Tour de France » Jonas Vingegaard a remporté son deuxième Tour de France consécutif. Le Danois a cueilli lors de cette 110e édition une victoire indiscutable d’abord rythmée par son duel acharné avec Tadej Pogacar, puis écrasée par sa toute-puissance. Comme l’année dernière, le Danois de 26 ans s’impose devant son rival slovène, avec une marge confortable de 7’29’’ secondes, plus large écart depuis 2014. Le Britannique Adam Yates complète le podium.

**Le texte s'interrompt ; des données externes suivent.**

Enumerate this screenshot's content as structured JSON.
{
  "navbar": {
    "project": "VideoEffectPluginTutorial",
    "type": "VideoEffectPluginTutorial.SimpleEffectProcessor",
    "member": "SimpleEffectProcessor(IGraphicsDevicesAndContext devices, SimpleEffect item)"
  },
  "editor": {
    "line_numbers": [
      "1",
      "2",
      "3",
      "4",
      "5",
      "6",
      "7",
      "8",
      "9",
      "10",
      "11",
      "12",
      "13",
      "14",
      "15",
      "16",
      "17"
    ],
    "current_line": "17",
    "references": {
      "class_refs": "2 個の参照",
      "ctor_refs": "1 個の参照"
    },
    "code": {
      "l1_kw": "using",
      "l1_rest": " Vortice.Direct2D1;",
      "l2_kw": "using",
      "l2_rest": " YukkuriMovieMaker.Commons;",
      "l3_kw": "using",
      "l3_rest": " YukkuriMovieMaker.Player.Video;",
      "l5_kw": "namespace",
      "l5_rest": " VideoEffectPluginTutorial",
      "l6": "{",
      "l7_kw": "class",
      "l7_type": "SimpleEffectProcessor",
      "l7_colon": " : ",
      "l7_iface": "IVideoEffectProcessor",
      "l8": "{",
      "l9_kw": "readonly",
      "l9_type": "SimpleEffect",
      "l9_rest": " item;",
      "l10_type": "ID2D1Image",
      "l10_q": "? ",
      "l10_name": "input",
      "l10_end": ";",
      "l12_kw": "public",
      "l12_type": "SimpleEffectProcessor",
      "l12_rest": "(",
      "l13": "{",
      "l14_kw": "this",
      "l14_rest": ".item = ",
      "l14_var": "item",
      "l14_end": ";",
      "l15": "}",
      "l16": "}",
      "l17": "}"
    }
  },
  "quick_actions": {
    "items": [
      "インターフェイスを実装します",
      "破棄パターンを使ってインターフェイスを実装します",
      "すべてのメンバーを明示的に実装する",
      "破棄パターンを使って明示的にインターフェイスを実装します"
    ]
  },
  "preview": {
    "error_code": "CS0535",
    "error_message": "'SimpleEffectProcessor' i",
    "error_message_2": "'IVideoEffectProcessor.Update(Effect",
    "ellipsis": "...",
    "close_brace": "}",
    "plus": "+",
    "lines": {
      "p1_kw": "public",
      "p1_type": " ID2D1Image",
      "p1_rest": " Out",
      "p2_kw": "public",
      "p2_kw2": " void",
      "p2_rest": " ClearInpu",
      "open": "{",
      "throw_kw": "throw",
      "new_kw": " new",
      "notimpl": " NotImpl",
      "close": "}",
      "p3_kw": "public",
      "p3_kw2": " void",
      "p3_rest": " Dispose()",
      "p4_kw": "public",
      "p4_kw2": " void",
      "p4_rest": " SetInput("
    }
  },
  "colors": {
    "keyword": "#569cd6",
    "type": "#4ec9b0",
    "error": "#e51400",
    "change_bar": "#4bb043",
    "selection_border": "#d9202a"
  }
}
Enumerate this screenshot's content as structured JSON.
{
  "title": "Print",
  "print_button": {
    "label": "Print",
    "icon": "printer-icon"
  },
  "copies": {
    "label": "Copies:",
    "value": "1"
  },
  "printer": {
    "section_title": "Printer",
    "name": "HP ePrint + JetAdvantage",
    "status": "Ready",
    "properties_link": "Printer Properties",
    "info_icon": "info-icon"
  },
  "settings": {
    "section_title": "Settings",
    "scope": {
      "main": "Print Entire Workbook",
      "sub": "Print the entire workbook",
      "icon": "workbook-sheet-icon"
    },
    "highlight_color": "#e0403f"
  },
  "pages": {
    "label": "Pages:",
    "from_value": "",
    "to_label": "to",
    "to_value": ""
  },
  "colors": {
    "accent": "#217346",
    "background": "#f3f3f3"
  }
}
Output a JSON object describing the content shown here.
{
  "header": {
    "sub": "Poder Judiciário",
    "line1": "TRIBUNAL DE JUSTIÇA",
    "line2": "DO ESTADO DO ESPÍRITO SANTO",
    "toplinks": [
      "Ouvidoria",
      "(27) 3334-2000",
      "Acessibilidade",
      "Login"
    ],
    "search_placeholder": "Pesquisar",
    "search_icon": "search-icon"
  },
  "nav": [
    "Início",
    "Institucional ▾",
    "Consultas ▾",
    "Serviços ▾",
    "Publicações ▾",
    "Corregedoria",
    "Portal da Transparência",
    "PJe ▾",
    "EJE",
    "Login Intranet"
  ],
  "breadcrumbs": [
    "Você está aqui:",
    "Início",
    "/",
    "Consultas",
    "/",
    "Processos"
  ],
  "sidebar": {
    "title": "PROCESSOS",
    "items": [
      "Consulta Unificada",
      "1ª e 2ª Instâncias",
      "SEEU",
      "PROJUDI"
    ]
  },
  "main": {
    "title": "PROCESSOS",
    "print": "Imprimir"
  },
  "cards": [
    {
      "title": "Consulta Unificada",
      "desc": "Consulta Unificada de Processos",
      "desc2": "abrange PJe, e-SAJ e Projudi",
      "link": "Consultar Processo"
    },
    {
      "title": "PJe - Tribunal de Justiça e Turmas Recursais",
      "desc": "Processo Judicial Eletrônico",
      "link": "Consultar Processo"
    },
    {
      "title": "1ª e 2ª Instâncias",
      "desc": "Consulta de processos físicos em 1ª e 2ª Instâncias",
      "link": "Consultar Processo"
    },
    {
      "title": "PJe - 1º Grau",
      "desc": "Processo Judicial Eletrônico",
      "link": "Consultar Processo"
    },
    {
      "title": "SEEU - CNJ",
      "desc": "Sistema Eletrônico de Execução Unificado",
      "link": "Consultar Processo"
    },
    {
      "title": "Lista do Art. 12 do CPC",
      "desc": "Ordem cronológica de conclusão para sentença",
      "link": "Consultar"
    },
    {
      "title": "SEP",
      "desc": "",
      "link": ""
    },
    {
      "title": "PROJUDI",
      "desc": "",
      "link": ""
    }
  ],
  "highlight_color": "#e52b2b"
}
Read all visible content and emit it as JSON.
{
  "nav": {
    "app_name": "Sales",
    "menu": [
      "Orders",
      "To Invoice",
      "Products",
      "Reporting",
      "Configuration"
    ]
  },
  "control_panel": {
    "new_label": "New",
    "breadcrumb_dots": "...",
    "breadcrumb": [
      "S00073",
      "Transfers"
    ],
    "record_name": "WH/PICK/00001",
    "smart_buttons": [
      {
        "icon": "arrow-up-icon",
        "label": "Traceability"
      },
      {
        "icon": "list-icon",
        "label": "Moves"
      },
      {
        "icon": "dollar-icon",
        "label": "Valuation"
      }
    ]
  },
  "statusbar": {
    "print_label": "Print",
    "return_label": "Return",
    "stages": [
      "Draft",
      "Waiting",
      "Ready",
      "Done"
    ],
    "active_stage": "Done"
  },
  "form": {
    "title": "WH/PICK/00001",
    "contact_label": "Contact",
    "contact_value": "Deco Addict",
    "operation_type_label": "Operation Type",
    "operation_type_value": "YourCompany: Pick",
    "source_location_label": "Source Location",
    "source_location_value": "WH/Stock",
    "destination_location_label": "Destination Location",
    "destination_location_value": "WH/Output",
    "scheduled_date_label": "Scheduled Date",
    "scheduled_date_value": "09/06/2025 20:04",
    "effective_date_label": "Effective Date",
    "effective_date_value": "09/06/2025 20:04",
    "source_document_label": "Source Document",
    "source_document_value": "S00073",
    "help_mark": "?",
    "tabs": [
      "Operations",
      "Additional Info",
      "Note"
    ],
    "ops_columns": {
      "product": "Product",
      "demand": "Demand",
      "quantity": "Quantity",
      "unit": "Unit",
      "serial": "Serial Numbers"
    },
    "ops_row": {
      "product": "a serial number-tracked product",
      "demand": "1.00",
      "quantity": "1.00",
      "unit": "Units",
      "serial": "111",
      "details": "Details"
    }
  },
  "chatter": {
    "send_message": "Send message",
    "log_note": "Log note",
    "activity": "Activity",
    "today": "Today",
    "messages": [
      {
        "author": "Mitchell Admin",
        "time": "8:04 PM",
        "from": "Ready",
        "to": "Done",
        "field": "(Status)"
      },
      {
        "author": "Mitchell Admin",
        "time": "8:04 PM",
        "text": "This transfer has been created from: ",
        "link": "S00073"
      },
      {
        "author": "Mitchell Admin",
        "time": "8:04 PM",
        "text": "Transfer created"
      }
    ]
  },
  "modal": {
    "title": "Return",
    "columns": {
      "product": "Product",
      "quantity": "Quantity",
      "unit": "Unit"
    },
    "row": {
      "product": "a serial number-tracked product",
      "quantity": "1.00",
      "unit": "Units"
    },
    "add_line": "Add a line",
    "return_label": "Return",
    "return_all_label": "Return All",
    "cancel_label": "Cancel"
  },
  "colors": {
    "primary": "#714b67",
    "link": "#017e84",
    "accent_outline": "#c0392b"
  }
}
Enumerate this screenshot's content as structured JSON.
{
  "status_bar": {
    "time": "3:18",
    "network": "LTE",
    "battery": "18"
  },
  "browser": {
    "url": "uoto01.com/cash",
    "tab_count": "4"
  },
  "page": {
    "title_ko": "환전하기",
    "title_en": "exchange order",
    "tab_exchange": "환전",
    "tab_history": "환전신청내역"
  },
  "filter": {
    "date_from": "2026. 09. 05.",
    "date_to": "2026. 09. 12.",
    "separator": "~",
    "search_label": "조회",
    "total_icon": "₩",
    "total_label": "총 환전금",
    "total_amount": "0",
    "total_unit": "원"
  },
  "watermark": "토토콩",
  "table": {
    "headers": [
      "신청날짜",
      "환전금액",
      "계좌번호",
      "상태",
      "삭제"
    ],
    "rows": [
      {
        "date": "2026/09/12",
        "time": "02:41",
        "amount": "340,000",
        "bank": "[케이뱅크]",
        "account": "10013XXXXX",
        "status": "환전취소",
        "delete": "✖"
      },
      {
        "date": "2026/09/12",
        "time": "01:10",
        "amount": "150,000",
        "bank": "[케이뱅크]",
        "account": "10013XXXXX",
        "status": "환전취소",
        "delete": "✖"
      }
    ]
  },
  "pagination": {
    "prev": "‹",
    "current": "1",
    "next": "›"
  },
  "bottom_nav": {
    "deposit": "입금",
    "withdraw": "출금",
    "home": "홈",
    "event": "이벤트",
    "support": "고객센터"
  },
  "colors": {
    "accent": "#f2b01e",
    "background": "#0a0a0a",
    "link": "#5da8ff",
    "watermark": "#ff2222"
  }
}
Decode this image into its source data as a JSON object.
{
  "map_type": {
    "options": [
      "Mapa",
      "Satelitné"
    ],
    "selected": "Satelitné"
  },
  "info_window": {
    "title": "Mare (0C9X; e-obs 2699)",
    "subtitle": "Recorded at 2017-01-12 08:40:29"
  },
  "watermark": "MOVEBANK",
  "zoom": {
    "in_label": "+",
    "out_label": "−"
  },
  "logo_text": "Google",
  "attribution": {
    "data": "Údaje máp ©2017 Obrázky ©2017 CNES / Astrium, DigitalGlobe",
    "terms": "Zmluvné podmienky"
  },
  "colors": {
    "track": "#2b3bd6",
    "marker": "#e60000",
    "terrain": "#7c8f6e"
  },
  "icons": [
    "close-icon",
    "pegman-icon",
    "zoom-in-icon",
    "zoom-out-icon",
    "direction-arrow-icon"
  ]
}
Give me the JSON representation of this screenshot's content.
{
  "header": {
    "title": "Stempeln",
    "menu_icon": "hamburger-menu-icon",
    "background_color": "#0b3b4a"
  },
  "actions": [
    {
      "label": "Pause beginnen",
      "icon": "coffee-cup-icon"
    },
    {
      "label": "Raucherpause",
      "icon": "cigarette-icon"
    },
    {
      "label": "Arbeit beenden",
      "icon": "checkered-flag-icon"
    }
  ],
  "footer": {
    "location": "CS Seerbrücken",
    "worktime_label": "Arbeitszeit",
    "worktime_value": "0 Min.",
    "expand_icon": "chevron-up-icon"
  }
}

Le leader de l’équipe Jumbo-Visma, qui avait fait la différence dans les Alpes en début de semaine, a pu savourer son triomphe lors de la traditionnelle parade de la 21e et dernière étape. Après avoir trinqué avec ces équipiers à la tête d’un peloton au ralenti, il a pu assister, sans vraiment trembler vu son énorme avance au classement général, à une ultime offensive sur les Champs-Elysées de… Pogacar.

Incorrigible attaquant

Sous un ciel gris et bas, le Slovène, incorrigible attaquant, a passé une douzaine de kilomètres en tête sur les pavés, avant de rentrer dans les rangs pour de bon. Les équipes de sprinters ont alors pu se mettre en marche pour propulser leur homme le plus rapide vers un succès de prestige sur la plus belle avenue du monde. Et c’est le Belge Jordi Meeus qui a signé le plus grand succès de sa carrière en surprenant son compatriote, le maillot vert Jasper Philipsen, ultradominateur depuis le début de la Grande Boucle, à la photo finish. Jonas Vingegaard a franchi la ligne quelques mètres derrière, après avoir dominé le Tour 2023 avec une autorité qui tranche avec sa silhouette fluette et son caractère timide.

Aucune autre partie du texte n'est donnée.